Types of Childhood Cancer
The most common pediatric cancers are:
- Bone cancer (including osteosarcoma and Ewing sarcoma)
- Leukemia (34%) - The most common types in children are acute lymphocytic leukemia (ALL) and acute myelogenous leukemia (AML). Leukemia may cause bone and joint pain, fatigue, weakness, bleeding, fever, weight loss, and other symptoms.
- Brain and other nervous system tumors (27%) - There are many types of brain tumors, and the treatment and outlook for each is different. Most brain tumors in children start in the lower parts of the brain, such as the cerebellum or brain stem. They can cause headaches, nausea, vomiting, blurred or double vision, dizziness, and trouble walking or handling objects.
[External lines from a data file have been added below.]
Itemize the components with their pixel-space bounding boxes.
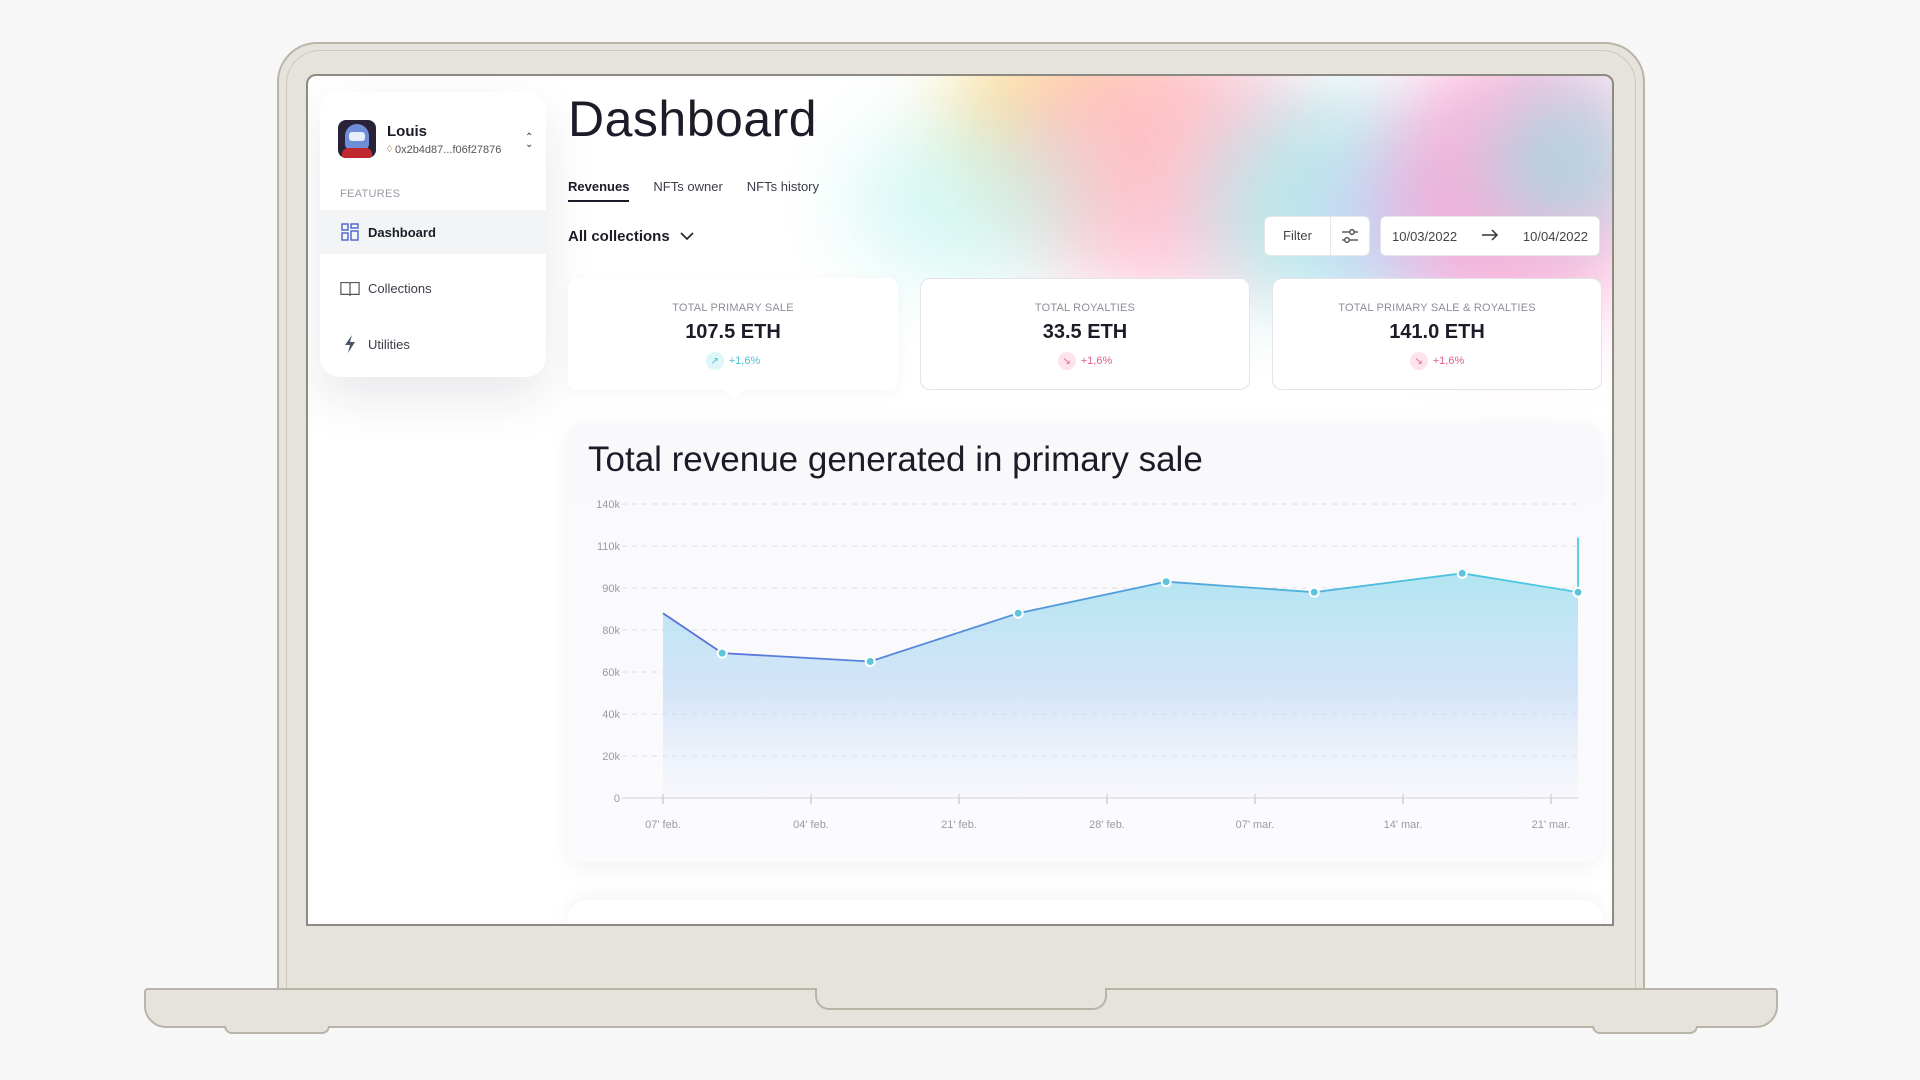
book-icon: [340, 278, 360, 298]
y-tick-label: 80k: [602, 625, 620, 637]
stat-value: 141.0 ETH: [1389, 321, 1485, 343]
stat-change: ↘ +1,6%: [1273, 352, 1601, 370]
stat-label: TOTAL PRIMARY SALE: [672, 302, 794, 314]
sliders-icon[interactable]: [1331, 228, 1369, 244]
y-tick-label: 0: [614, 793, 620, 805]
stat-card-primary-sale[interactable]: TOTAL PRIMARY SALE 107.5 ETH ↗ +1,6%: [568, 278, 898, 390]
stat-card-royalties[interactable]: TOTAL ROYALTIES 33.5 ETH ↘ +1,6%: [920, 278, 1250, 390]
page-title: Dashboard: [568, 91, 818, 147]
y-tick-label: 60k: [602, 667, 620, 679]
laptop-notch: [815, 988, 1107, 1010]
stat-label: TOTAL ROYALTIES: [1034, 302, 1136, 314]
data-point: [1572, 586, 1584, 598]
sidebar-item-label: Utilities: [368, 336, 410, 352]
y-tick-label: 140k: [596, 499, 620, 511]
sidebar-item-dashboard[interactable]: Dashboard: [320, 210, 546, 254]
arrow-down-right-icon: ↘: [1409, 352, 1428, 370]
revenue-area: [663, 537, 1578, 798]
features-section-label: FEATURES: [340, 188, 401, 200]
laptop-foot-left: [224, 1026, 330, 1034]
tab-nfts-owner[interactable]: NFTs owner: [653, 179, 723, 194]
filter-control: Filter: [1264, 216, 1370, 256]
stat-value: 33.5 ETH: [1042, 321, 1128, 343]
x-tick-label: 21' feb.: [941, 819, 977, 831]
y-tick-label: 20k: [602, 751, 620, 763]
app-screen: Louis ◊ 0x2b4d87...f06f27876 ⌃ ⌄ FEATURES…: [306, 74, 1614, 926]
arrow-down-right-icon: ↘: [1057, 352, 1076, 370]
x-tick-label: 28' feb.: [1089, 819, 1125, 831]
sidebar-item-utilities[interactable]: Utilities: [320, 322, 546, 366]
data-point: [1308, 586, 1320, 598]
chevron-down-icon: [680, 228, 694, 245]
sidebar-item-label: Collections: [368, 280, 432, 296]
filter-button[interactable]: Filter: [1265, 217, 1331, 255]
chart-title: Total revenue generated in primary sale: [588, 440, 1203, 479]
data-point: [1012, 607, 1024, 619]
sidebar-item-collections[interactable]: Collections: [320, 266, 546, 310]
tab-nfts-history[interactable]: NFTs history: [746, 179, 820, 194]
sidebar: Louis ◊ 0x2b4d87...f06f27876 ⌃ ⌄ FEATURES…: [320, 92, 546, 377]
data-point: [1160, 576, 1172, 588]
revenue-area-chart: 0 20k 40k 60k 80k 90k 110k 140k 07' feb. 04' feb.…: [596, 499, 1584, 831]
ethereum-icon: ◊: [387, 144, 392, 155]
date-range-end: 10/04/2022: [1522, 228, 1588, 244]
revenue-chart-card: Total revenue generated in primary sale …: [568, 422, 1602, 862]
y-tick-label: 90k: [602, 583, 620, 595]
tab-bar: Revenues NFTs owner NFTs history: [568, 179, 819, 202]
stat-change: ↗ +1,6%: [569, 352, 897, 370]
laptop-foot-right: [1592, 1026, 1698, 1034]
data-point: [1456, 567, 1468, 579]
stat-card-total[interactable]: TOTAL PRIMARY SALE & ROYALTIES 141.0 ETH…: [1272, 278, 1602, 390]
sidebar-item-label: Dashboard: [368, 224, 436, 240]
avatar: [338, 120, 376, 158]
stat-label: TOTAL PRIMARY SALE & ROYALTIES: [1338, 302, 1536, 314]
date-range-picker[interactable]: 10/03/2022 10/04/2022: [1380, 216, 1600, 256]
arrow-right-icon: [1481, 228, 1499, 244]
tab-revenues[interactable]: Revenues: [568, 179, 630, 202]
x-tick-label: 07' feb.: [645, 819, 681, 831]
account-switcher[interactable]: Louis ◊ 0x2b4d87...f06f27876: [338, 120, 501, 158]
data-point: [716, 647, 728, 659]
stat-change: ↘ +1,6%: [921, 352, 1249, 370]
x-tick-label: 07' mar.: [1236, 819, 1275, 831]
grid-icon: [340, 222, 360, 242]
collection-dropdown-label: All collections: [568, 228, 670, 245]
collection-dropdown[interactable]: All collections: [568, 228, 694, 245]
date-range-start: 10/03/2022: [1392, 228, 1458, 244]
arrow-up-right-icon: ↗: [705, 352, 724, 370]
chevron-updown-icon[interactable]: ⌃ ⌄: [525, 132, 534, 150]
x-tick-label: 21' mar.: [1532, 819, 1571, 831]
wallet-address: 0x2b4d87...f06f27876: [394, 143, 502, 156]
stat-value: 107.5 ETH: [685, 321, 781, 343]
y-tick-label: 40k: [602, 709, 620, 721]
secondary-card: [568, 900, 1602, 924]
user-name: Louis: [387, 122, 427, 140]
lightning-icon: [340, 334, 360, 354]
y-tick-label: 110k: [597, 541, 621, 553]
x-tick-label: 04' feb.: [793, 819, 829, 831]
data-point: [864, 656, 876, 667]
x-tick-label: 14' mar.: [1384, 819, 1423, 831]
- Neuroblastoma (7%) - Neuroblastoma is a form of cancer that starts in early forms of nerve cells found in a developing embryo or fetus. This type of cancer typically occurs in infants and young children, and is rarely found in children older than 10. This tumor can start anywhere but is usually in the abdomen and is first noticed as swelling. It can also cause bone pain and fever.
- Wilms tumor (5%) - Wilms tumor is a cancer that starts in one or both kidneys. It is most often found in children 3 to 4 years old, and is uncommon in children older than age 6. It can show up as swelling or a lump in the abdomen. Sometimes the child might have other symptoms, like fever, pain, nausea, or poor appetite.
- Lymphoma (4%) - These are cancers that start in certain cells of the immune system called lymphocytes. These cancers most often affect lymph nodes and other lymph tissues, like the tonsils or thymus. They can also affect the bone marrow and other organs, and can cause different symptoms depending on where the cancer is growing. Lymphomas can cause weight loss, fever, sweats, weakness, and swollen lymph nodes in the neck, armpit, or groin.
- Rhabdomyosarcoma (3%) - Rhabdomyosarcoma starts in cells that normally develop into skeletal muscles. It can happen in the head and neck, groin, abdomen, pelvis, or in an arm or leg. It may cause pain, swelling (a lump), or both. This is the most common type of soft tissue sarcoma in children.